Zur Erbuntertänigkeit: Die "erbuntertänigen" Bauern durften ohne Genehmigung des Gutsherrn keine Ehe schließen und nicht wegziehen - sie waren an die Scholle gebunden. Diese Erbuntertänigkeit samt Schollenbindung hob der preußische Minister Freiherr vom Stein im Jahre 1807 auf.
Nur wenn wir die Beziehungen zwischen Landesherr, Ritter/Gutsherr und Bauer und deren Umfeld betrachten, können wir verstehen wie es zur Erbuntertänigkeit kam: Nach dem Wendenkreuzzug im Jahr 1147 warben - wie auf S. 14 beschrieben - der Bischof Anselm von Havelberg und andere Herren Bauern und Handwerker an und ließen von ihren Dienstmannen und sogenannten Lokatoren für die siedlungswilligen Bauern Dörfer gründen und Äcker in Hufen vermessen.
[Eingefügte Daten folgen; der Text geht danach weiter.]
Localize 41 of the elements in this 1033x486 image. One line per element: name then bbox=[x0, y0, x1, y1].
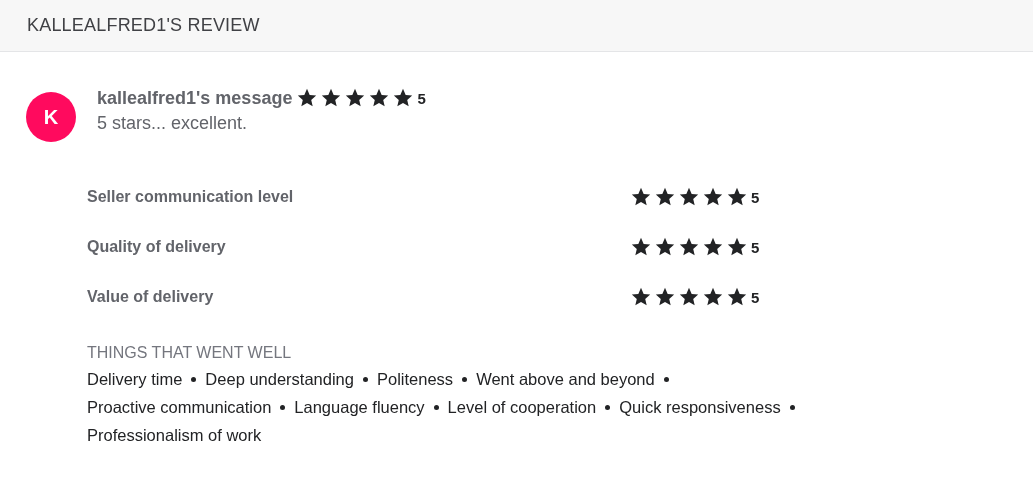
rating-score: 5 bbox=[751, 188, 760, 206]
highlight-tag: Politeness bbox=[377, 368, 454, 390]
highlight-tag: Quick responsiveness bbox=[619, 396, 781, 418]
star-icon bbox=[726, 286, 748, 308]
review-title: KALLEALFRED1'S REVIEW bbox=[27, 15, 260, 36]
star-icon bbox=[654, 236, 676, 258]
highlight-tag: Language fluency bbox=[294, 396, 425, 418]
star-icon bbox=[702, 286, 724, 308]
rating-score: 5 bbox=[417, 89, 426, 107]
star-icon bbox=[296, 87, 319, 109]
star-icon bbox=[654, 186, 676, 208]
star-icon bbox=[726, 186, 748, 208]
user-avatar: K bbox=[26, 92, 76, 142]
highlight-tag: Delivery time bbox=[87, 368, 183, 390]
star-icon bbox=[678, 186, 700, 208]
star-icon bbox=[630, 236, 652, 258]
rating-score: 5 bbox=[751, 288, 760, 306]
highlight-tag: Level of cooperation bbox=[447, 396, 597, 418]
rating-label: Quality of delivery bbox=[87, 238, 227, 256]
star-icon bbox=[654, 286, 676, 308]
star-icon bbox=[678, 286, 700, 308]
star-icon bbox=[630, 186, 652, 208]
star-icon bbox=[392, 87, 415, 109]
star-icon bbox=[368, 87, 391, 109]
review-text: 5 stars... excellent. bbox=[97, 113, 249, 134]
highlight-tag: Proactive communication bbox=[87, 396, 272, 418]
highlight-tag: Professionalism of work bbox=[87, 424, 262, 446]
section-title: THINGS THAT WENT WELL bbox=[87, 344, 293, 362]
star-icon bbox=[344, 87, 367, 109]
star-icon bbox=[702, 236, 724, 258]
star-icon bbox=[702, 186, 724, 208]
star-icon bbox=[726, 236, 748, 258]
star-icon bbox=[678, 236, 700, 258]
star-icon bbox=[320, 87, 343, 109]
star-icon bbox=[630, 286, 652, 308]
rating-label: Value of delivery bbox=[87, 288, 215, 306]
rating-score: 5 bbox=[751, 238, 760, 256]
highlight-tag: Deep understanding bbox=[205, 368, 354, 390]
highlight-tag: Went above and beyond bbox=[476, 368, 655, 390]
author-name: kallealfred1's message bbox=[97, 87, 293, 109]
rating-label: Seller communication level bbox=[87, 188, 295, 206]
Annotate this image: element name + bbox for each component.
Wegen der schweren Aufbauarbeit und des damit verbundenen Risikos boten die Landesherren den Neusiedlern günstige Bedingungen: Die persönlich freien Bauern besaßen den Hof zu eigen und erhielten ihre ein bis zwei Hufen nach dem Erbzinsrecht, d.h. sie zahlten dem Grundherrn Erbzins. Dem Gerichtsherrn schuldeten sie Dienste - nur wenige Tage im Jahr. Ihre in Streifen unterteilten Felder beackerten die Bauern gemeinsam. Auch Weide, Wald und Gewässer wurden gemeinsam genutzt. "Kleinbauern" (Kossäten) besaßen am Rand des Hufenlandes liegende Äcker.
Die Lokatoren übernahmen häufig das Schulzenamt. Die beteiligten Ritter und Knappen bauten für sich in einem Teil der Dörfer einen mehr oder weniger befestigten Wohnhof aus. Aus ihnen entwickelte sich der als Landadel oder Ritterschaft bezeichnete niedere Adel. Die dem Rittersitz zugehörigen Ländereien waren anfangs nur 3 bis 5 Hufen groß und lagen in der gemeinschaftliche beackerten Feldflur. Die wohl anfänglich rauen, wenig sesshaften adligen Herren entwickelten sich im Laufe der Zeit zu ansässigen Rittern, die als Lohn für ihre Dienste vom Landesherrn mit der Grundherrschaft und Gerichtsherrschaft belehnt wurden. Dadurch veränderte sich ihre Stellung innerhalb der dörflichen Gemeinschaft: Der jährliche Erbzins ging an den so belehnten Ritter, der nun auch die Ortsobrigkeit und die Gerichtsbarkeit über seine Hintersassen innehatte.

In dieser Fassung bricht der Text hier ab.